Two example software solutions that have FDA clearance, are PYLARIFY AI by Lantheus and TRAQinform IQ by AIQ Solutions. PYLARIFY AI is an AI platform developed to assist in standardized quantification of PSMA PET/CT scans, through automated segmentation and quantitation, localization and characterization of disease (by lesion type, location, volume, and SUV), and generation of a standardized quantitative report [50,51]. TRAQinform IQ also uses AI to identify regions of interest in PET/CT scans to compare differences and evaluate quantitative changes, thus providing comprehensive information about how a patient’s cancer is responding to treatment [52,53]. Software solutions such as these will continue to be developed and will ultimately enable more efficient clinical workflows, especially for newer PET radiotracers, for which normal and diseased uptake patterns may be unfamiliar. The future will see continued growth of software tools with expansions of more radiomics features for the interpretation of PET/CT and PET/MR studies.

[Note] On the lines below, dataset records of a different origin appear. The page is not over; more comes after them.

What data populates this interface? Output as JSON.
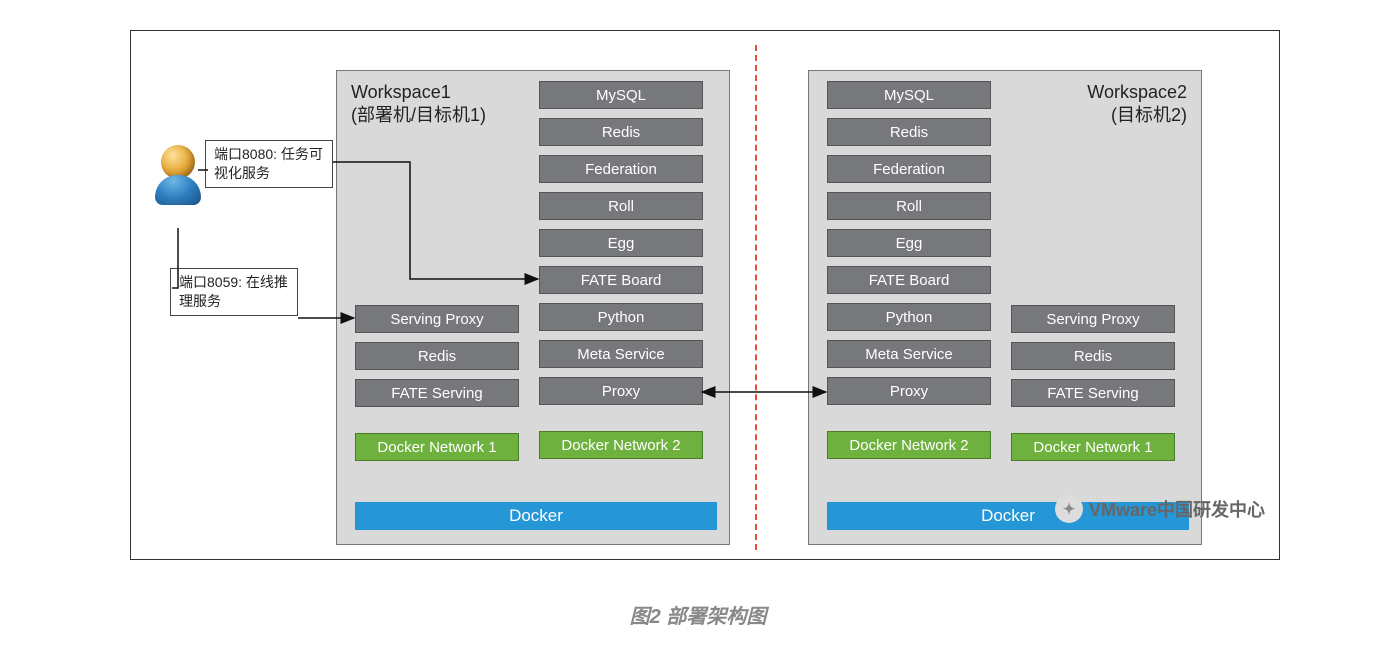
{
  "caption": "图2 部署架构图",
  "annotations": {
    "port8080": "端口8080: 任务可视化服务",
    "port8059": "端口8059: 在线推理服务"
  },
  "workspace1": {
    "title": "Workspace1\n(部署机/目标机1)",
    "left_column": [
      "Serving Proxy",
      "Redis",
      "FATE Serving"
    ],
    "right_column": [
      "MySQL",
      "Redis",
      "Federation",
      "Roll",
      "Egg",
      "FATE Board",
      "Python",
      "Meta Service",
      "Proxy"
    ],
    "net_left": "Docker Network 1",
    "net_right": "Docker Network 2",
    "docker": "Docker"
  },
  "workspace2": {
    "title": "Workspace2\n(目标机2)",
    "left_column": [
      "MySQL",
      "Redis",
      "Federation",
      "Roll",
      "Egg",
      "FATE Board",
      "Python",
      "Meta Service",
      "Proxy"
    ],
    "right_column": [
      "Serving Proxy",
      "Redis",
      "FATE Serving"
    ],
    "net_left": "Docker Network 2",
    "net_right": "Docker Network 1",
    "docker": "Docker"
  },
  "watermark": "VMware中国研发中心"
}
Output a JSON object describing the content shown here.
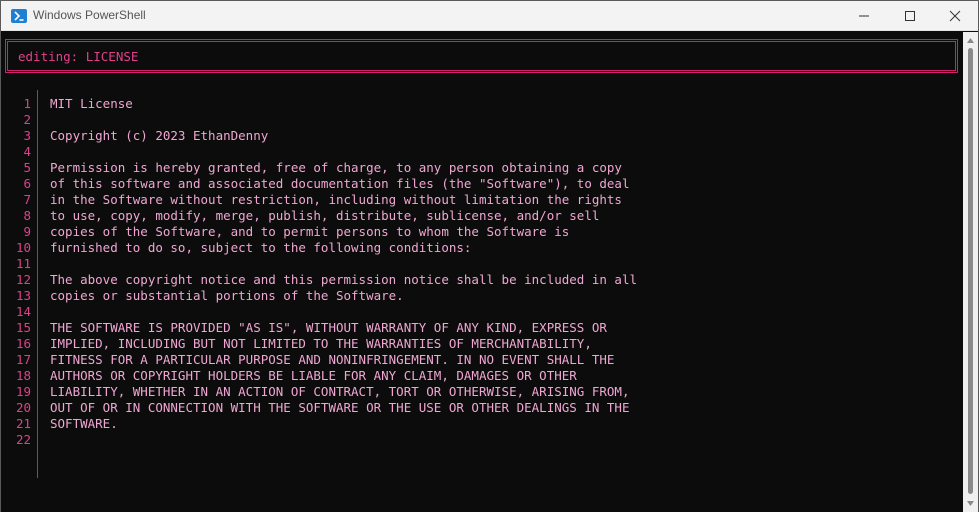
{
  "window": {
    "title": "Windows PowerShell"
  },
  "icons": {
    "app": "powershell-icon",
    "minimize": "minimize-icon",
    "maximize": "maximize-icon",
    "close": "close-icon",
    "scroll_up": "scroll-up-arrow-icon",
    "scroll_down": "scroll-down-arrow-icon"
  },
  "colors": {
    "accent": "#d0206e",
    "line_number": "#e0408a",
    "text": "#f0a6d2",
    "background": "#0c0c0c"
  },
  "editor": {
    "status": "editing: LICENSE",
    "lines": [
      {
        "no": "1",
        "text": "MIT License"
      },
      {
        "no": "2",
        "text": ""
      },
      {
        "no": "3",
        "text": "Copyright (c) 2023 EthanDenny"
      },
      {
        "no": "4",
        "text": ""
      },
      {
        "no": "5",
        "text": "Permission is hereby granted, free of charge, to any person obtaining a copy"
      },
      {
        "no": "6",
        "text": "of this software and associated documentation files (the \"Software\"), to deal"
      },
      {
        "no": "7",
        "text": "in the Software without restriction, including without limitation the rights"
      },
      {
        "no": "8",
        "text": "to use, copy, modify, merge, publish, distribute, sublicense, and/or sell"
      },
      {
        "no": "9",
        "text": "copies of the Software, and to permit persons to whom the Software is"
      },
      {
        "no": "10",
        "text": "furnished to do so, subject to the following conditions:"
      },
      {
        "no": "11",
        "text": ""
      },
      {
        "no": "12",
        "text": "The above copyright notice and this permission notice shall be included in all"
      },
      {
        "no": "13",
        "text": "copies or substantial portions of the Software."
      },
      {
        "no": "14",
        "text": ""
      },
      {
        "no": "15",
        "text": "THE SOFTWARE IS PROVIDED \"AS IS\", WITHOUT WARRANTY OF ANY KIND, EXPRESS OR"
      },
      {
        "no": "16",
        "text": "IMPLIED, INCLUDING BUT NOT LIMITED TO THE WARRANTIES OF MERCHANTABILITY,"
      },
      {
        "no": "17",
        "text": "FITNESS FOR A PARTICULAR PURPOSE AND NONINFRINGEMENT. IN NO EVENT SHALL THE"
      },
      {
        "no": "18",
        "text": "AUTHORS OR COPYRIGHT HOLDERS BE LIABLE FOR ANY CLAIM, DAMAGES OR OTHER"
      },
      {
        "no": "19",
        "text": "LIABILITY, WHETHER IN AN ACTION OF CONTRACT, TORT OR OTHERWISE, ARISING FROM,"
      },
      {
        "no": "20",
        "text": "OUT OF OR IN CONNECTION WITH THE SOFTWARE OR THE USE OR OTHER DEALINGS IN THE"
      },
      {
        "no": "21",
        "text": "SOFTWARE."
      },
      {
        "no": "22",
        "text": ""
      }
    ]
  }
}
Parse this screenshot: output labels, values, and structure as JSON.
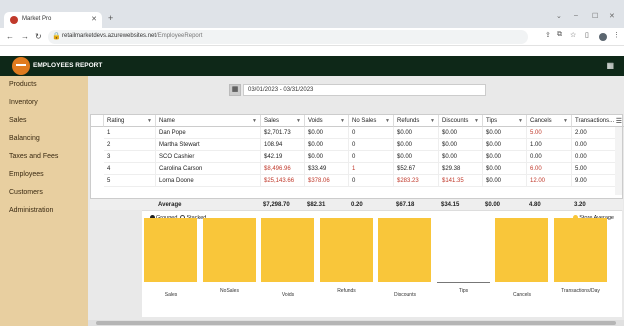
{
  "browser": {
    "tab_title": "Market Pro",
    "new_tab": "+",
    "url_host": "retailmarketdevs.azurewebsites.net",
    "url_path": "/EmployeeReport",
    "back": "←",
    "forward": "→",
    "reload": "↻",
    "minimize": "‒",
    "maximize": "☐",
    "close": "✕",
    "collapse": "⌄"
  },
  "app": {
    "title": "EMPLOYEES REPORT",
    "sidebar": [
      "Products",
      "Inventory",
      "Sales",
      "Balancing",
      "Taxes and Fees",
      "Employees",
      "Customers",
      "Administration"
    ],
    "date_range": "03/01/2023 - 03/31/2023"
  },
  "table": {
    "columns": [
      "Rating",
      "Name",
      "Sales",
      "Voids",
      "No Sales",
      "Refunds",
      "Discounts",
      "Tips",
      "Cancels",
      "Transactions..."
    ],
    "rows": [
      {
        "rating": "1",
        "name": "Dan Pope",
        "sales": "$2,701.73",
        "voids": "$0.00",
        "nosales": "0",
        "refunds": "$0.00",
        "discounts": "$0.00",
        "tips": "$0.00",
        "cancels": "5.00",
        "transactions": "2.00"
      },
      {
        "rating": "2",
        "name": "Martha Stewart",
        "sales": "108.94",
        "voids": "$0.00",
        "nosales": "0",
        "refunds": "$0.00",
        "discounts": "$0.00",
        "tips": "$0.00",
        "cancels": "1.00",
        "transactions": "0.00"
      },
      {
        "rating": "3",
        "name": "SCO Cashier",
        "sales": "$42.19",
        "voids": "$0.00",
        "nosales": "0",
        "refunds": "$0.00",
        "discounts": "$0.00",
        "tips": "$0.00",
        "cancels": "0.00",
        "transactions": "0.00"
      },
      {
        "rating": "4",
        "name": "Carolina Carson",
        "sales": "$8,496.96",
        "voids": "$33.49",
        "nosales": "1",
        "refunds": "$52.67",
        "discounts": "$29.38",
        "tips": "$0.00",
        "cancels": "6.00",
        "transactions": "5.00"
      },
      {
        "rating": "5",
        "name": "Lorna Doone",
        "sales": "$25,143.66",
        "voids": "$378.06",
        "nosales": "0",
        "refunds": "$283.23",
        "discounts": "$141.35",
        "tips": "$0.00",
        "cancels": "12.00",
        "transactions": "9.00"
      }
    ],
    "footer": {
      "label": "Average",
      "sales": "$7,298.70",
      "voids": "$82.31",
      "nosales": "0.20",
      "refunds": "$67.18",
      "discounts": "$34.15",
      "tips": "$0.00",
      "cancels": "4.80",
      "transactions": "3.20"
    }
  },
  "chart": {
    "legend_grouped": "Grouped",
    "legend_stacked": "Stacked",
    "legend_store_avg": "Store Average",
    "bar_color": "#f9c63a",
    "categories": [
      "Sales",
      "NoSales",
      "Voids",
      "Refunds",
      "Discounts",
      "Tips",
      "Cancels",
      "Transactions/Day"
    ],
    "values": [
      1,
      1,
      1,
      1,
      1,
      0,
      1,
      1
    ]
  }
}
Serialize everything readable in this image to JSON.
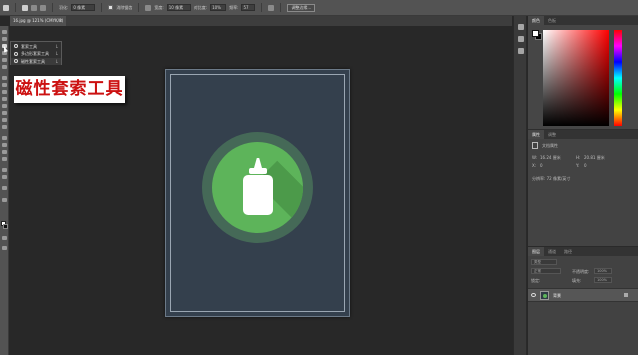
{
  "options_bar": {
    "feather_label": "羽化:",
    "feather_value": "0 像素",
    "antialias_label": "消除锯齿",
    "width_label": "宽度:",
    "width_value": "10 像素",
    "contrast_label": "对比度:",
    "contrast_value": "10%",
    "frequency_label": "频率:",
    "frequency_value": "57",
    "refine_edge_label": "调整边缘..."
  },
  "tabs": {
    "document_title": "16.jpg @ 121% (CMYK/8)",
    "close_glyph": "×"
  },
  "flyout": {
    "items": [
      {
        "label": "套索工具",
        "key": "L"
      },
      {
        "label": "多边形套索工具",
        "key": "L"
      },
      {
        "label": "磁性套索工具",
        "key": "L"
      }
    ]
  },
  "caption": {
    "text": "磁性套索工具"
  },
  "right_panels": {
    "color_tabs": [
      "颜色",
      "色板"
    ],
    "properties_tabs": [
      "属性",
      "调整"
    ],
    "doc_props_label": "文档属性",
    "w_label": "W:",
    "w_value": "16.24 厘米",
    "h_label": "H:",
    "h_value": "20.81 厘米",
    "x_label": "X:",
    "x_value": "0",
    "y_label": "Y:",
    "y_value": "0",
    "resolution": "分辨率: 72 像素/英寸",
    "layers_tabs": [
      "图层",
      "通道",
      "路径"
    ],
    "kind_label": "类型",
    "mode_label": "正常",
    "opacity_label": "不透明度:",
    "opacity_value": "100%",
    "lock_label": "锁定:",
    "fill_label": "填充:",
    "fill_value": "100%",
    "layer_name": "背景"
  },
  "colors": {
    "caption_text": "#cc1111",
    "canvas_bg": "#34404d",
    "circle_green": "#5db45a"
  },
  "icons": {
    "flyout_icon": "lasso-icon",
    "visibility": "eye-icon",
    "layer_lock": "lock-icon"
  }
}
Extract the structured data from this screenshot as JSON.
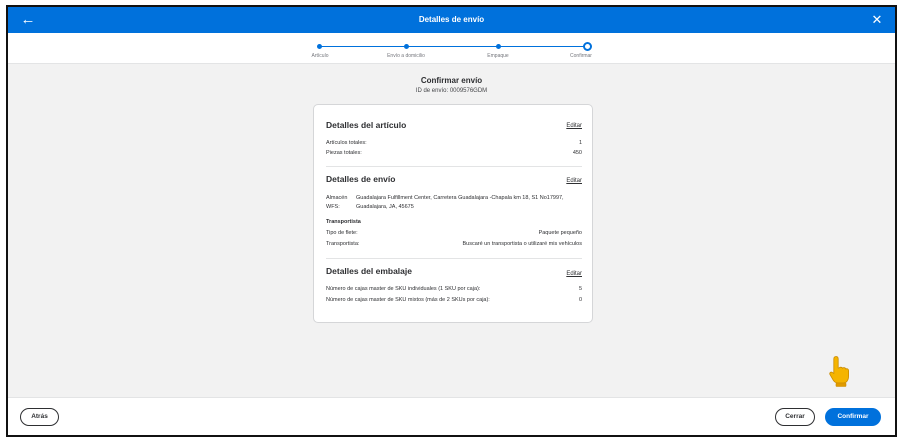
{
  "header": {
    "title": "Detalles de envío",
    "back_icon": "←",
    "close_icon": "✕",
    "color": "#0071dc"
  },
  "stepper": {
    "steps": [
      {
        "label": "Artículo",
        "state": "done"
      },
      {
        "label": "Envío a domicilio",
        "state": "done"
      },
      {
        "label": "Empaque",
        "state": "done"
      },
      {
        "label": "Confirmar",
        "state": "current"
      }
    ]
  },
  "page": {
    "title": "Confirmar envío",
    "shipment_id": "ID de envío: 0009576GDM"
  },
  "items_section": {
    "title": "Detalles del artículo",
    "edit_label": "Editar",
    "rows": [
      {
        "label": "Artículos totales:",
        "value": "1"
      },
      {
        "label": "Piezas totales:",
        "value": "450"
      }
    ]
  },
  "shipping_section": {
    "title": "Detalles de envío",
    "edit_label": "Editar",
    "warehouse_label": "Almacén WFS:",
    "warehouse_value": "Guadalajara Fulfillment Center, Carretera Guadalajara -Chapala km 18, S1 No17997, Guadalajara, JA, 45675",
    "carrier_heading": "Transportista",
    "rows": [
      {
        "label": "Tipo de flete:",
        "value": "Paquete pequeño"
      },
      {
        "label": "Transportista:",
        "value": "Buscaré un transportista o utilizaré mis vehículos"
      }
    ]
  },
  "packing_section": {
    "title": "Detalles del embalaje",
    "edit_label": "Editar",
    "rows": [
      {
        "label": "Número de cajas master de SKU individuales (1 SKU por caja):",
        "value": "5"
      },
      {
        "label": "Número de cajas master de SKU mixtos (más de 2 SKUs por caja):",
        "value": "0"
      }
    ]
  },
  "footer": {
    "back_label": "Atrás",
    "close_label": "Cerrar",
    "confirm_label": "Confirmar"
  },
  "pointer": {
    "icon": "pointing-hand-icon",
    "color": "#f5b400"
  }
}
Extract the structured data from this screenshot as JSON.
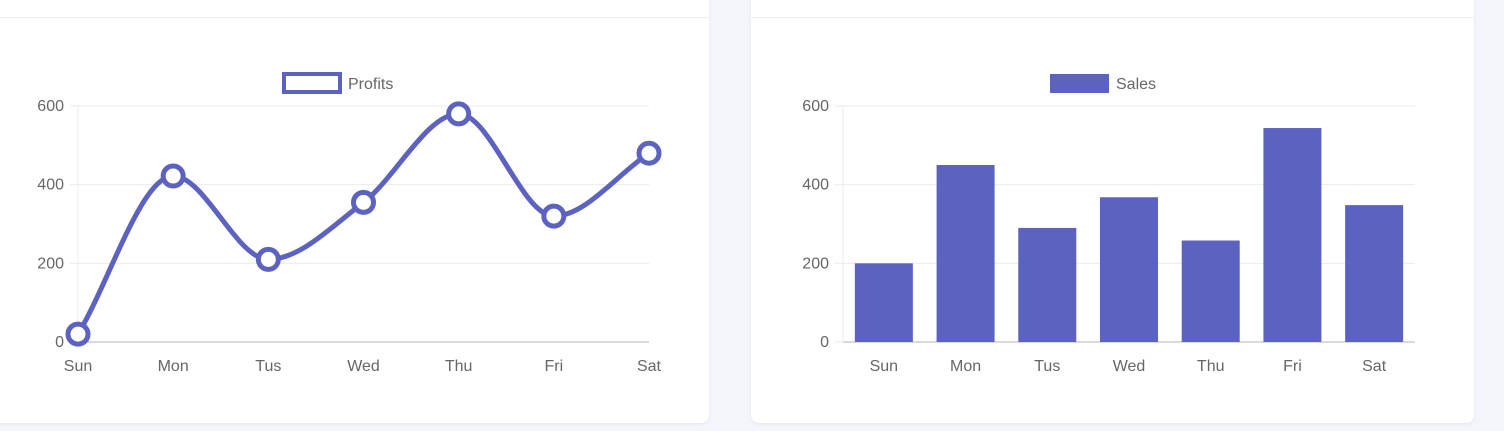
{
  "accent_color": "#5c62c0",
  "grid_color": "#ebebef",
  "axis_color": "#b4b4b4",
  "chart_data": [
    {
      "type": "line",
      "smooth": true,
      "categories": [
        "Sun",
        "Mon",
        "Tus",
        "Wed",
        "Thu",
        "Fri",
        "Sat"
      ],
      "series": [
        {
          "name": "Profits",
          "values": [
            20,
            422,
            210,
            355,
            580,
            320,
            480
          ]
        }
      ],
      "yticks": [
        0,
        200,
        400,
        600
      ],
      "ylim": [
        0,
        600
      ],
      "grid": true,
      "legend": "top-center"
    },
    {
      "type": "bar",
      "categories": [
        "Sun",
        "Mon",
        "Tus",
        "Wed",
        "Thu",
        "Fri",
        "Sat"
      ],
      "series": [
        {
          "name": "Sales",
          "values": [
            200,
            450,
            290,
            368,
            258,
            544,
            348
          ]
        }
      ],
      "yticks": [
        0,
        200,
        400,
        600
      ],
      "ylim": [
        0,
        600
      ],
      "grid": true,
      "legend": "top-center"
    }
  ]
}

Decision guides for patient care will hopefully lead to improved patient outcomes.

Perspectives and Summary

Molecular imaging is a quickly evolving field. Since 2012, nine novel PET radiotracers received FDA approval for cancer indications, in comparison to only two new PET/SPECT tracers between 2000 and 2009 [54]. We anticipate this accelerating trend to continue as more groups contribute to their development. New treatment schemes call for a more precise stratification of patients which requires PET molecular imaging [55]. The commercial development of molecular imaging agents can be as challenging as the development of therapeutics. In fact, the development of radiopharmaceuticals shares much in common with standard drug discovery and development practices. Partnering between academia, pharma, and imaging companies has been advocated as the parallel paths for the development of therapeutic drugs and diagnostic agents, raising exciting opportunities for technology convergence, where applications from both domains converge and technologies from one domain can accelerate processes in the other [54].